Is a UEM migration harder for small organizations because of the cost and the time it takes?

Silva: It can apply, but I tend to say [UEM technology migration] is not size-dependent. You can have a midsize or small enterprise that has as much complexity as a massive company and hasn't made the move.

Medium and small businesses tend to be more ready to move because either they don't have anything managing their PCs today so it's a blank page or they, by trend, tend to be using things like Office 365 and SaaS applications more often. It's more common to see a midsize business move this way, but it's not a direct correlation between size and readiness.

You mentioned dependencies as a barrier for adopting UEM technology. Are there others?

Silva: The big thing is a politics and culture change. You'll have PC teams using management tools, like Configuration Manager for Microsoft, and it's a 25-year-old piece of software, and it's all they've known. And to move to a unified endpoint management, you're telling them two things: One is that the client management tool they built their careers on is going to go away; and two, things that are part and parcel of desktop management, like pushing images onto PCs and having every PC configured exactly the same, is possible but more challenging in UEM.

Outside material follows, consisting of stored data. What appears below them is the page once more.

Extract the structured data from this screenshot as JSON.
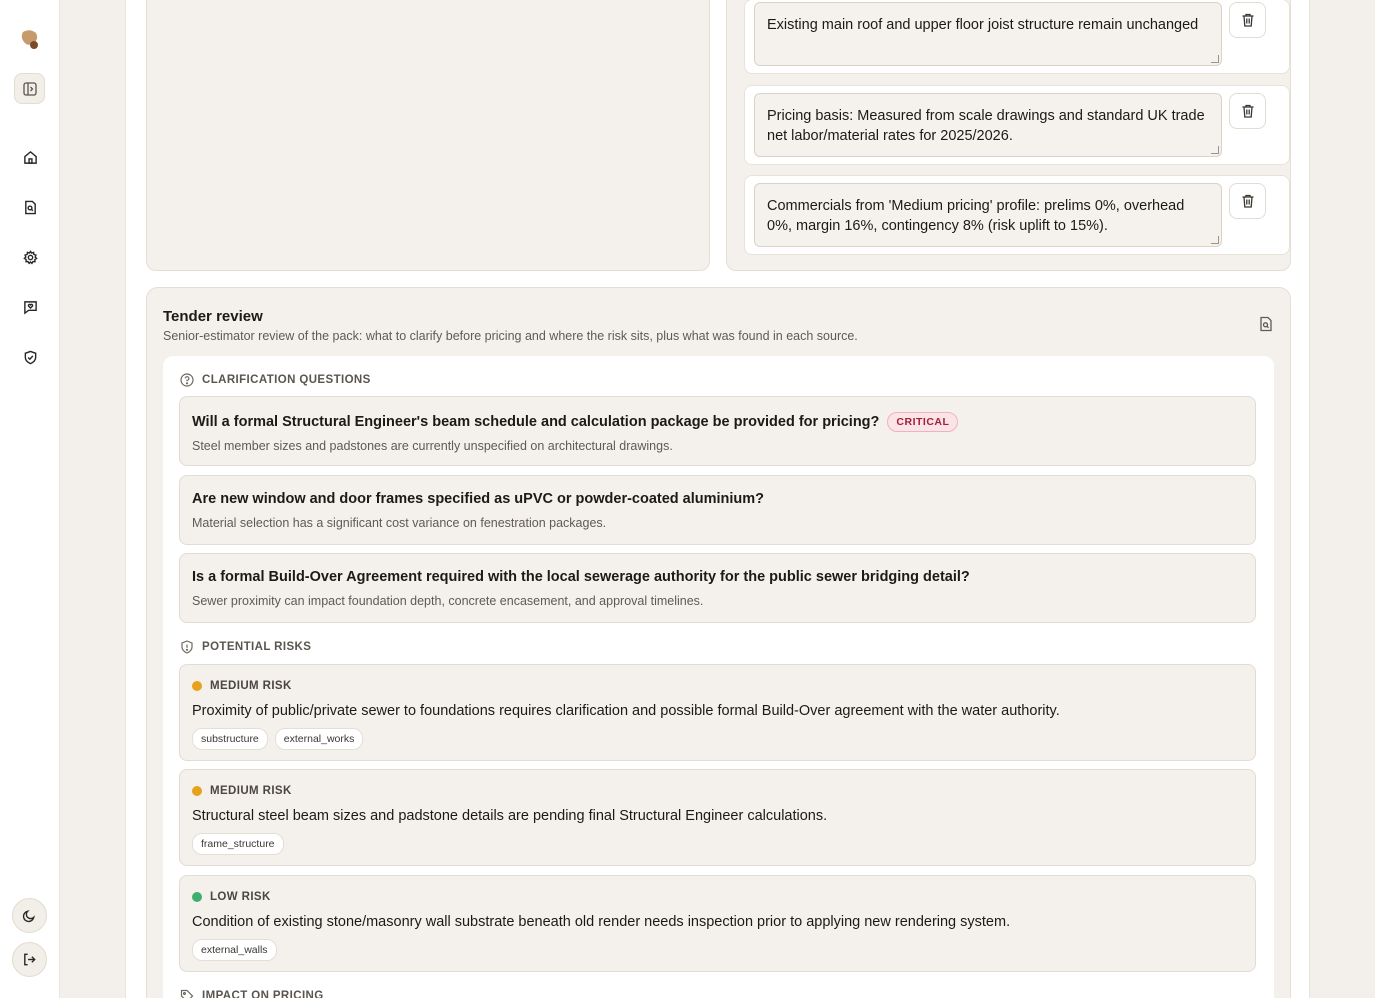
{
  "notes": [
    "Existing main roof and upper floor joist structure remain unchanged",
    "Pricing basis: Measured from scale drawings and standard UK trade net labor/material rates for 2025/2026.",
    "Commercials from 'Medium pricing' profile: prelims 0%, overhead 0%, margin 16%, contingency 8% (risk uplift to 15%)."
  ],
  "tender_review": {
    "title": "Tender review",
    "subtitle": "Senior-estimator review of the pack: what to clarify before pricing and where the risk sits, plus what was found in each source.",
    "clarification_heading": "CLARIFICATION QUESTIONS",
    "questions": [
      {
        "question": "Will a formal Structural Engineer's beam schedule and calculation package be provided for pricing?",
        "badge": "CRITICAL",
        "detail": "Steel member sizes and padstones are currently unspecified on architectural drawings."
      },
      {
        "question": "Are new window and door frames specified as uPVC or powder-coated aluminium?",
        "badge": "",
        "detail": "Material selection has a significant cost variance on fenestration packages."
      },
      {
        "question": "Is a formal Build-Over Agreement required with the local sewerage authority for the public sewer bridging detail?",
        "badge": "",
        "detail": "Sewer proximity can impact foundation depth, concrete encasement, and approval timelines."
      }
    ],
    "risks_heading": "POTENTIAL RISKS",
    "risks": [
      {
        "level": "MEDIUM RISK",
        "color": "#e8a11c",
        "text": "Proximity of public/private sewer to foundations requires clarification and possible formal Build-Over agreement with the water authority.",
        "tags": [
          "substructure",
          "external_works"
        ]
      },
      {
        "level": "MEDIUM RISK",
        "color": "#e8a11c",
        "text": "Structural steel beam sizes and padstone details are pending final Structural Engineer calculations.",
        "tags": [
          "frame_structure"
        ]
      },
      {
        "level": "LOW RISK",
        "color": "#3fae6f",
        "text": "Condition of existing stone/masonry wall substrate beneath old render needs inspection prior to applying new rendering system.",
        "tags": [
          "external_walls"
        ]
      }
    ],
    "impact_heading": "IMPACT ON PRICING"
  }
}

There's a lot of resistance to moving this way because people are worried about their jobs and what they'll do when the CMT stuff goes away, while not being sure of what the future looks like when things like image management go away.

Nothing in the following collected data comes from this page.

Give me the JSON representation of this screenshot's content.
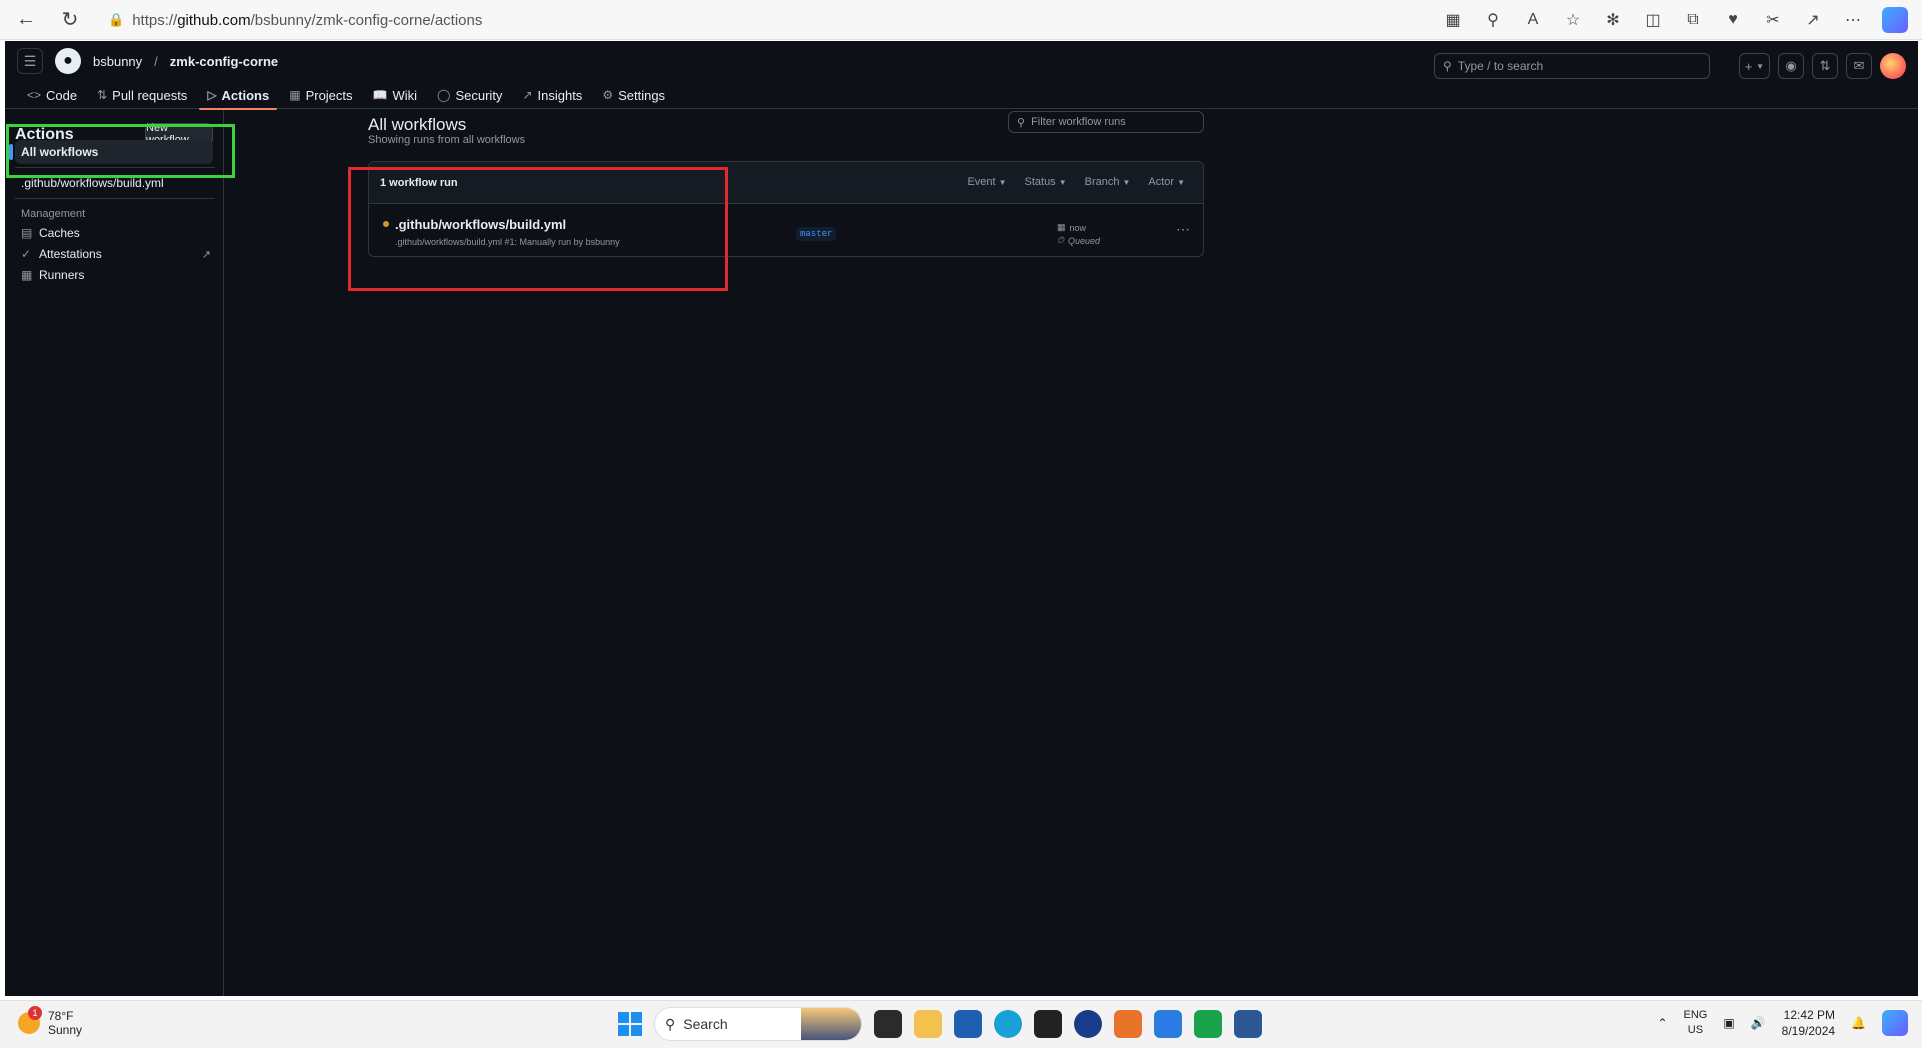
{
  "browser": {
    "url_prefix": "https://",
    "url_host": "github.com",
    "url_path": "/bsbunny/zmk-config-corne/actions"
  },
  "header": {
    "owner": "bsbunny",
    "separator": "/",
    "repo": "zmk-config-corne",
    "search_placeholder": "Type / to search",
    "plus_label": "+"
  },
  "repo_nav": {
    "tabs": [
      {
        "label": "Code",
        "icon": "code-icon"
      },
      {
        "label": "Pull requests",
        "icon": "pull-request-icon"
      },
      {
        "label": "Actions",
        "icon": "play-icon"
      },
      {
        "label": "Projects",
        "icon": "table-icon"
      },
      {
        "label": "Wiki",
        "icon": "book-icon"
      },
      {
        "label": "Security",
        "icon": "shield-icon"
      },
      {
        "label": "Insights",
        "icon": "graph-icon"
      },
      {
        "label": "Settings",
        "icon": "gear-icon"
      }
    ],
    "active": "Actions"
  },
  "sidebar": {
    "title": "Actions",
    "new_workflow": "New workflow",
    "all_workflows": "All workflows",
    "workflow_item": ".github/workflows/build.yml",
    "management_heading": "Management",
    "links": [
      {
        "label": "Caches",
        "icon": "cache-icon"
      },
      {
        "label": "Attestations",
        "icon": "check-circle-icon",
        "external": "↗"
      },
      {
        "label": "Runners",
        "icon": "server-icon"
      }
    ]
  },
  "main": {
    "title": "All workflows",
    "subtitle": "Showing runs from all workflows",
    "filter_placeholder": "Filter workflow runs",
    "runs_count": "1 workflow run",
    "filters": [
      "Event",
      "Status",
      "Branch",
      "Actor"
    ],
    "run": {
      "title": ".github/workflows/build.yml",
      "meta": ".github/workflows/build.yml #1: Manually run by bsbunny",
      "branch": "master",
      "when": "now",
      "status": "Queued",
      "status_color": "#d29922"
    }
  },
  "taskbar": {
    "weather_temp": "78°F",
    "weather_desc": "Sunny",
    "weather_badge": "1",
    "search_label": "Search",
    "lang_top": "ENG",
    "lang_bottom": "US",
    "time": "12:42 PM",
    "date": "8/19/2024"
  },
  "colors": {
    "accent_tab": "#f78166",
    "annotation_green": "#3dd13d",
    "annotation_red": "#e02b2b",
    "link_blue": "#4493f8"
  }
}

What's the downside for organizations that aren't migrating to UEM technology?

Silva: There's not a huge downside right now to having two applications -- other than you're paying for two tools and you're less efficient because you go back and forth between two systems. What we expect will happen over time is more devices will be running modern or modern manageable OSes. You'll see more Macs and more Chromebooks. If you get a fleet of Chromebooks in, you can't manage those with your client management tool, so you have to move.

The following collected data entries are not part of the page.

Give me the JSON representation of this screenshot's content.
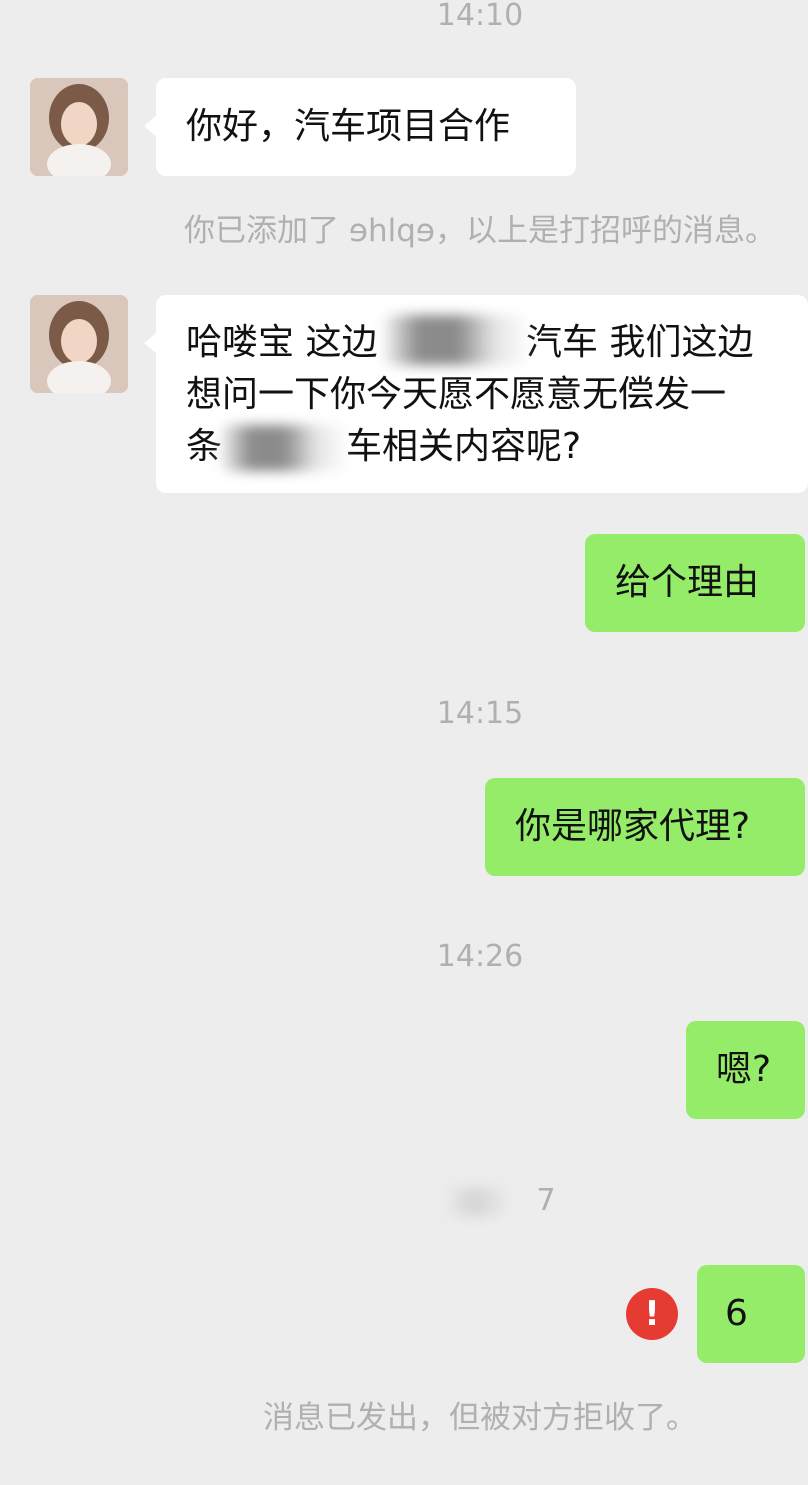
{
  "chat": {
    "times": {
      "t1": "14:10",
      "t2": "14:15",
      "t3": "14:26",
      "t4": "7"
    },
    "system": {
      "added": "你已添加了 ɘhlqɘ，以上是打招呼的消息。",
      "rejected": "消息已发出，但被对方拒收了。"
    },
    "messages": {
      "m1": "你好，汽车项目合作",
      "m2_line1": "哈喽宝 这边",
      "m2_line1b": "汽车 我们这边",
      "m2_line2": "想问一下你今天愿不愿意无偿发一",
      "m2_line3a": "条",
      "m2_line3b": "车相关内容呢?",
      "m3": "给个理由",
      "m4": "你是哪家代理?",
      "m5": "嗯?",
      "m6": "6"
    },
    "error_icon": "!"
  },
  "colors": {
    "background": "#ededed",
    "incoming_bubble": "#ffffff",
    "outgoing_bubble": "#95ec69",
    "error": "#e63b33",
    "meta_text": "#b0b0b0"
  }
}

What hasn't happened yet -- and we don't really know when it will or how, as Microsoft releases the next version of Windows and the version after that and the version after that -- is will you be able to do less with a client management tool? That seems likely, but it's is hard to say when. There will be more direct negatives to not moving to UEM as years go by.

As more types of devices emerge, do they add layers of complexity for organizations migrating to UEM?

Silva: It shouldn't, and largely won't, if they're using one tool to manage them all, which is part of the problem of not moving and holding back on doing this. You'll ultimately get to the point where you have a tool to manage wearables, a tool to manage mobile, an old CMT to manage PCs, and at a certain point, it begins to get unwieldly and costly to keep layering things on.

That's what we saw in the early days of mobile. Everyone had a BlackBerry enterprise server. IPhones came in, and now they need a [mobile device management] tool, and now they have two tools. As Android came in, maybe add a third solution. Having those different tools was diminishing returns.